Here's Neko performing the song on Letterman:
"The Beginning of the End" by BILL RICCHINI:
I met Bill Ricchini on the night of his debut CD release party at the North Star Bar in Philadelphia many years ago. I was with a friend who had gone to high school with him, so it was kind of cute to watch her getting all excited and proud about her old school buddy. Of course, Ricchini has since proven himself as a top rate songwriter and arranger, especially with 2005's Tonight I Burn Brightly, which sees Ricchini shining like a young Randy Newman or Harry Nilsson. The Sam Prekop-esque "The Beginning of the End" is from Ricchini's debut, Ordinary Time. I highly recommend both albums, which you can sample and buy here.

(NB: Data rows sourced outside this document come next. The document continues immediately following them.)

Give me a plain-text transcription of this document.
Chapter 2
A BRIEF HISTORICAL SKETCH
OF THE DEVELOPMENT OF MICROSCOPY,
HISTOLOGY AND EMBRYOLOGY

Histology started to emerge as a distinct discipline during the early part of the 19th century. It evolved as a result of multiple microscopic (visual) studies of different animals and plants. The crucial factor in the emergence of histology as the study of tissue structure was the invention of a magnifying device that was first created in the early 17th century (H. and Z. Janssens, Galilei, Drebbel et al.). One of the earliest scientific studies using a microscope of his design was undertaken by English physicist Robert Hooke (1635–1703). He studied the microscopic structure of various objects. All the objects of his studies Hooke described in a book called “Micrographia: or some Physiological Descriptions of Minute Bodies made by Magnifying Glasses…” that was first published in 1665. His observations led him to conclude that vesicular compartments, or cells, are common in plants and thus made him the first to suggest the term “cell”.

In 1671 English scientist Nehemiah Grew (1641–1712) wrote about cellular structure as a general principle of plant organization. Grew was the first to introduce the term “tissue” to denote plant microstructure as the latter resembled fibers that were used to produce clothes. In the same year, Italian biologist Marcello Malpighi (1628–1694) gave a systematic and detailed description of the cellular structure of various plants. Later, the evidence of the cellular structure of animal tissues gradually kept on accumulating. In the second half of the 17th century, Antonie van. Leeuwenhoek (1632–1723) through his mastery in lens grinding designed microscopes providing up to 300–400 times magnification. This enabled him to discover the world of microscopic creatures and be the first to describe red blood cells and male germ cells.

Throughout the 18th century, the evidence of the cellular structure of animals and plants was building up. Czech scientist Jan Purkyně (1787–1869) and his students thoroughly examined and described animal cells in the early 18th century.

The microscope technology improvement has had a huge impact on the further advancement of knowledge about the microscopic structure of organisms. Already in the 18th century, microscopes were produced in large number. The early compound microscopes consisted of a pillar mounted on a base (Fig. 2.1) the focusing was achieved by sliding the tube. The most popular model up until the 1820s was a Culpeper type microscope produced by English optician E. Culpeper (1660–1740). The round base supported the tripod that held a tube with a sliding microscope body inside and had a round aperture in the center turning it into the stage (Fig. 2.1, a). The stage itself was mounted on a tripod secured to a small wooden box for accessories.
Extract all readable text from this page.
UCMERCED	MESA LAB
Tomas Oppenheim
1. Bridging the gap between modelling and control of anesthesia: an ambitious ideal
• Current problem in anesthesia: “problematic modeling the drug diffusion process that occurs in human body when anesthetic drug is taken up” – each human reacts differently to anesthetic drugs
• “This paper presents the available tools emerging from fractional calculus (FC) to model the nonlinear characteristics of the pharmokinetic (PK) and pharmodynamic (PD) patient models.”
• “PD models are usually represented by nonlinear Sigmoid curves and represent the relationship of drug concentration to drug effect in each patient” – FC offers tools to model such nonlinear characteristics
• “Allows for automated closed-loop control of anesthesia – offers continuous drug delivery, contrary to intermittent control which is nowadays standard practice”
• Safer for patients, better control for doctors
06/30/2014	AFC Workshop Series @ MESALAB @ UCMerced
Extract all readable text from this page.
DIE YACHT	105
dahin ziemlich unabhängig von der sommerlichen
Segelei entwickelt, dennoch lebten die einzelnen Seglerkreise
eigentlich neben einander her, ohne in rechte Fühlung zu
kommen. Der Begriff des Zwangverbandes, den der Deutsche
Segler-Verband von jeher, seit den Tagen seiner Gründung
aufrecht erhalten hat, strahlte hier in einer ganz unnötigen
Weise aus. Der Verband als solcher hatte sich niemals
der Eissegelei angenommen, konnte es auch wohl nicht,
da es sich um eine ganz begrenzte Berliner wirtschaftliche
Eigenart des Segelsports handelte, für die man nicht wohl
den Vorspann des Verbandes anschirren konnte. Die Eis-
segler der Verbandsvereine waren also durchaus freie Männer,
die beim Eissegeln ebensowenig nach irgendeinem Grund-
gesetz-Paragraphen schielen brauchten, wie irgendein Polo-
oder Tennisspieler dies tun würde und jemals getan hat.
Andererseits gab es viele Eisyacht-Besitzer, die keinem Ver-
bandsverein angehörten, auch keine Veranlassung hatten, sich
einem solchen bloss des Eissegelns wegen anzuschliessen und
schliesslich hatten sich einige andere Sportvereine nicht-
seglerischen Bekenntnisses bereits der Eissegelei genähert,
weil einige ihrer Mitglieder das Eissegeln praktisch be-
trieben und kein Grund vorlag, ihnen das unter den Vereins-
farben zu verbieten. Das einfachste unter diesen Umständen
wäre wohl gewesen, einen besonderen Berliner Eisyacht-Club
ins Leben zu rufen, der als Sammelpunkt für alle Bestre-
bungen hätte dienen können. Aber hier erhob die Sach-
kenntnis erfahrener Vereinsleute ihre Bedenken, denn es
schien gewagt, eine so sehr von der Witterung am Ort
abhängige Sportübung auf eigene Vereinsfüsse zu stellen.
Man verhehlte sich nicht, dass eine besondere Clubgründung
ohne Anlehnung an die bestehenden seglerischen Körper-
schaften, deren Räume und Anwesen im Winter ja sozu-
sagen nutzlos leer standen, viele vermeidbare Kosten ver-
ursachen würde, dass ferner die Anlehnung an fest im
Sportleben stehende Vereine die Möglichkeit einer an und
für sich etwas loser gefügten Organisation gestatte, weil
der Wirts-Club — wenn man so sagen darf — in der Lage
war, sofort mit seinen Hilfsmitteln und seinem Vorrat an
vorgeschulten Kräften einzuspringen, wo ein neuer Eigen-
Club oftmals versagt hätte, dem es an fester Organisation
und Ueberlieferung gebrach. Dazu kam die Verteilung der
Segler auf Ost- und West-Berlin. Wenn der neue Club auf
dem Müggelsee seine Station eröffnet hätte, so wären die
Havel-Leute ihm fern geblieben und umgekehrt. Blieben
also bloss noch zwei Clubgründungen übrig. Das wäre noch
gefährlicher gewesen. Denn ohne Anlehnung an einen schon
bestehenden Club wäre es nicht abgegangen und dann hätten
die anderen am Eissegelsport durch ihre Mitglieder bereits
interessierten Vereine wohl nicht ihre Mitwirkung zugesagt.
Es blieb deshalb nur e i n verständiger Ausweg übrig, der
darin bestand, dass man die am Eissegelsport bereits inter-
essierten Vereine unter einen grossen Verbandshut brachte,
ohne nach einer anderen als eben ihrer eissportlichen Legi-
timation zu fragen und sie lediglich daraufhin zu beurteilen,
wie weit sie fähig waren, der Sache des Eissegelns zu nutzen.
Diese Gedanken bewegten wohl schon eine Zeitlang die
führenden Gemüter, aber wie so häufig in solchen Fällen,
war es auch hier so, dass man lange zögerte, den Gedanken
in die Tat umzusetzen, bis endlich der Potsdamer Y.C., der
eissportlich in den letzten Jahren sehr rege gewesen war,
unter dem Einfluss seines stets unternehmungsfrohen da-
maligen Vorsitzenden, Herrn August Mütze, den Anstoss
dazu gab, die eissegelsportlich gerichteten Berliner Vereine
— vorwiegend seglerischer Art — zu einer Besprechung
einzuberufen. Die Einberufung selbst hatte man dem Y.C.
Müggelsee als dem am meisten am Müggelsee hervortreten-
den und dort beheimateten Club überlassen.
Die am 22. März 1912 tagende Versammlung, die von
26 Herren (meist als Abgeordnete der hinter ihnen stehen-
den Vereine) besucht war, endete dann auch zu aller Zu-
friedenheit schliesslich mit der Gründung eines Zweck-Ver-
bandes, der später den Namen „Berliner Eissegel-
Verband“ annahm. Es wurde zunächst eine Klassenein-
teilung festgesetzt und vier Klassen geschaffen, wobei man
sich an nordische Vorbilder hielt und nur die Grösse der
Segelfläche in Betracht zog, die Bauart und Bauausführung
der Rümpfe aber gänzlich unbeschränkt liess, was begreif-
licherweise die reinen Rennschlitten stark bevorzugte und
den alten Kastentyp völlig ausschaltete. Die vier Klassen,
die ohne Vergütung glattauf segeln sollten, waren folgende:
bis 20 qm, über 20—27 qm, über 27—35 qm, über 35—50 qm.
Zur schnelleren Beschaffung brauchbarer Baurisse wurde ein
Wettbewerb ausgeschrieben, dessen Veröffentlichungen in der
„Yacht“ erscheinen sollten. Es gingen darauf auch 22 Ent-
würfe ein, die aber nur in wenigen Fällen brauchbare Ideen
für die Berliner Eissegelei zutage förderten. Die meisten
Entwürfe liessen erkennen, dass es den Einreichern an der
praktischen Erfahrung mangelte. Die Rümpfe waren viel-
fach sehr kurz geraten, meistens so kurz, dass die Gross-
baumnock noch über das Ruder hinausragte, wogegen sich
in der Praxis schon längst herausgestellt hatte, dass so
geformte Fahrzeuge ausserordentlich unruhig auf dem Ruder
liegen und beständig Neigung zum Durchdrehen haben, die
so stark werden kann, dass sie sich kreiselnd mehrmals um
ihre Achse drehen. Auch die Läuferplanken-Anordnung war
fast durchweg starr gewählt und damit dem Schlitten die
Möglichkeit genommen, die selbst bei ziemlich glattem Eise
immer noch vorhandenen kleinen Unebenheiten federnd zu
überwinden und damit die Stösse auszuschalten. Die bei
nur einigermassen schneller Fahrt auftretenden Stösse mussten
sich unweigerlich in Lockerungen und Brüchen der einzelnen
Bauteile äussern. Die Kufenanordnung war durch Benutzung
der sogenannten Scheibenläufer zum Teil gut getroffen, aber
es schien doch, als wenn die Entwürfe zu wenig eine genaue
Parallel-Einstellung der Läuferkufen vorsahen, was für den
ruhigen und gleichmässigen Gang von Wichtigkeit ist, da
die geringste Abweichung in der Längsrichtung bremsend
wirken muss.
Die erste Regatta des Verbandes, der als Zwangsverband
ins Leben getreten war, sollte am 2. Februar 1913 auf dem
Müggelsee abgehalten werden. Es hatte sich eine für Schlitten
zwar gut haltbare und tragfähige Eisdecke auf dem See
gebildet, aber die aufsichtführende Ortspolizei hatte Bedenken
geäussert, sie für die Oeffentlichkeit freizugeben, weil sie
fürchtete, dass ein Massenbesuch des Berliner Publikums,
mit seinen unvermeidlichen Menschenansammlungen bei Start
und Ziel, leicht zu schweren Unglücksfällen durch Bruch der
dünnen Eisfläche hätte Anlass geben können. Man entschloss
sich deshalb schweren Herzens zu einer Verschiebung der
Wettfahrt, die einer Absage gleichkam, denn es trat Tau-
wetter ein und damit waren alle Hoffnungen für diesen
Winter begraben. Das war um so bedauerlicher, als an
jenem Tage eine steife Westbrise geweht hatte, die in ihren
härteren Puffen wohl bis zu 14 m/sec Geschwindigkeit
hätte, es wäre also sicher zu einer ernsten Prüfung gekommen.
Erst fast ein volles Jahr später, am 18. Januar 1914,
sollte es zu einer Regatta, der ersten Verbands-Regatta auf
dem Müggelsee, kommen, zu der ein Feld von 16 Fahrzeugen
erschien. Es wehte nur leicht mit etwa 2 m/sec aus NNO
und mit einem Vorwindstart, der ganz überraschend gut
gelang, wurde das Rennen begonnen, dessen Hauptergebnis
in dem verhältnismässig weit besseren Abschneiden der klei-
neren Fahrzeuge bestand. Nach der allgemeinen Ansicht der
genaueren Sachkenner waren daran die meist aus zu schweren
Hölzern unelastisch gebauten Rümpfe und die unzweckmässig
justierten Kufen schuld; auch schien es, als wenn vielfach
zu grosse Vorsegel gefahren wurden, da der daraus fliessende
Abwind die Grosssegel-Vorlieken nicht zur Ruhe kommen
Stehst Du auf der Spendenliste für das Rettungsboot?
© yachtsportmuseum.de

"Police On My Back" by THE EQUALS:
The Equals were a multi-racial Merseybeat group formed by a teenaged Eddy Grant (you might know him as the singer of 80s electro/reggae "Electric Avenue"), known for their interesting twist of mixing ska and other island rhythms (Grant was originally born in British Guyana) into their Britpop. It wasn't until recently I'd heard this track, which I'd first heard performed by The Clash. For three days after it popped up on my iPod, it was all I listened to on my 10 minute drive to and from work.
"Hello Sunshine (Weevil Mix)" by SUPER FURRY ANIMALS:
Back when I lived in Chicago, I used to love cueing this song up as I got off the subway downtown. It was either this or "The Cedar Room" by Doves, but both songs gave me that same great feeling that I was stepping into something epic, full of the good and bad in humanity, along with that odd sense of crowded isolation that you can only get being in a huge city, bouncing off of thousands of people while feeling connected to almost none of them. With either song, it felt like you were breathing new air. I wasn't sure if I had posted "Hello Sunshine" before, so tonight I'm also including a cool remix from the Phantom Phorce remix album.
"Breath" (live in Italy) by PEARL JAM:
A liquor store run with a few tipsy friends who wanted to hear the Pearl Jam songs from the Singles soundtrack inspired my inclusion of this live track. Even the Italian crowd understands how rarely played this song is in the long legacy of Pearl Jam setlists.